At seven, he lost his sight to glaucoma and was sent from his impoverished family to a school for the deaf and blind. While there, he learnt to repair radios, took up formal piano lessons, began writing music in Braille, and moved on to the clarinet, alto saxophone, trumpet, and organ. By the time he turned 15, his parents were dead, he had graduated, and music was the only option. So he began playing gigs in black dance halls, soaking in all kinds of genres before eventually moving to Seattle.
For a 16 year-old, Seattle must have been as big as the world. He fit right in though, settling into the style of the smooth crooners of the day. There were two things he did there that would change his life forever. One: he formed a band called the McSon Trio. Two: he got addicted to heroin. The band broke up quickly enough, but gave him the push he needed to develop his own style.
As for the addiction, it lasted 17 years.
Between 1948 and 1958, he did all the things most legendary musicians are said to have done: played all kinds of concerts, experimented with all kinds of music, hung out with all kinds of people, and wrote all kinds of songs. Then, in 1959, came What'd I say, with its simple piano riff and a whole lot of moaning. Some radio stations banned it at once, but Charles got his first big hit.
From there, the only route was up.
Between 1960 and 1966, Charles won nine of his 12 Grammy Awards, including the Best R&B Recording for three consecutive years, for Hit the road Jack, I can't stop loving you, and Busted. Other hits came.

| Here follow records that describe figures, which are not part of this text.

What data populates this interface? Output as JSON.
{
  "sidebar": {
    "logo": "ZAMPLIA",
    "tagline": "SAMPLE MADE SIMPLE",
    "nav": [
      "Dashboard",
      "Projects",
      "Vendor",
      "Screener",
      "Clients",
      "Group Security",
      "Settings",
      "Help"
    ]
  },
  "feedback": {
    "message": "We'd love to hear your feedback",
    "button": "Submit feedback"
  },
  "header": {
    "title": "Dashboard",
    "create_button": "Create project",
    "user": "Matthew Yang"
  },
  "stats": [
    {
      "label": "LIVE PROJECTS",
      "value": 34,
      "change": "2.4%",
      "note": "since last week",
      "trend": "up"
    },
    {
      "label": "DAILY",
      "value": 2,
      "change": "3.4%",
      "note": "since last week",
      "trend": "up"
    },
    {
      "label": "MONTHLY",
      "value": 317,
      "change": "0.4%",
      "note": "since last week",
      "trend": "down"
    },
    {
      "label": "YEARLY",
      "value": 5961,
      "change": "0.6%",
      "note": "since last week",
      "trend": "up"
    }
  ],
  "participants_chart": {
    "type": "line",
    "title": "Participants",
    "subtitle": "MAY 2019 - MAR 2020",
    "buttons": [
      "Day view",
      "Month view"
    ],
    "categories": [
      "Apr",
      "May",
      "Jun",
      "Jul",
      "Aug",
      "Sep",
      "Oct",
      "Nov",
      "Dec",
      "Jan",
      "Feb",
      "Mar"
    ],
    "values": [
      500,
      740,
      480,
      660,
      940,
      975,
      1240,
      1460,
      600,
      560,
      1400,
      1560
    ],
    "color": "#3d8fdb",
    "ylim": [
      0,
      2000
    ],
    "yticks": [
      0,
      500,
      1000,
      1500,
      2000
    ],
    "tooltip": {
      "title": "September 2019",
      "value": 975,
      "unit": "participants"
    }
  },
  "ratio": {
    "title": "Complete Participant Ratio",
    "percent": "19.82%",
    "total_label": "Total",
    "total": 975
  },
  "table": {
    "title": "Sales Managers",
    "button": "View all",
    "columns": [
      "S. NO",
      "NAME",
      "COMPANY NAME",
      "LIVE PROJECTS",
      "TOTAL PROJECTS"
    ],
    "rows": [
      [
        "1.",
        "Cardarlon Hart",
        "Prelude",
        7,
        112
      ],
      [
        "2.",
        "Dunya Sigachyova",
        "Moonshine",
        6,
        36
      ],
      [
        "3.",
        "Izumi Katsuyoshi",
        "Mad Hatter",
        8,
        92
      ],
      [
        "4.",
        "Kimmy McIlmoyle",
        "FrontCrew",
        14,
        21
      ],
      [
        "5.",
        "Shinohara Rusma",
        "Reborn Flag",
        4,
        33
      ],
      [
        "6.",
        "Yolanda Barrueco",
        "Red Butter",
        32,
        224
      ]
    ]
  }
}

He grew to be a friend of Martin Luther King Jr, once refusing to play to segregated audiences in South Africa. People began calling him a pioneer, not just for his music, but also his role in breaking down barriers between black and white pop. He made an instrumental jazz album called Genius + Soul = Jazz.
In 1965, he was arrested for heroin possession and jailed for a year. His version of Hoagy Carmichael's Georgia on my mind was made the state song of Georgia. In the 1980s, he returned to the charts. This time around, it was for country music. In the midst of all this, he managed to meet a whole lot of women, eventually divorcing twice and fathering nine children.
"I can take an audience and get 'em into a frenzy so they'll almost riot," he once told The Associated Press, "and yet I can sit there so you can almost hear a pin drop." At his death, Charles boasted more awards and citations than most performers his age. He was an original inductee into the Rock and Roll Hall of Fame, a member of the Blues Foundation Hall of Fame, Songwriters' Hall of Fame, Grammy Hall of Fame, Jazz Hall of Fame, Georgia Music Hall of Fame, and even the Playboy Hall of Fame! On July 20, 2003, he celebrated his 10,000th concert.
Not a bad life by any standards.
Jerry Wexler, the legendary producer, once said Charles was one of the first with the "blasphemous idea of taking gospel songs and putting the devil's words to them". Thousands of musicians, legendary and amateur, believe that while it could have been the devil's words, that kind of music could only have come from a musician touched by God.
Ray Charles. September 23, 1930-June 10, 2004. Rest in peace. You've earned it.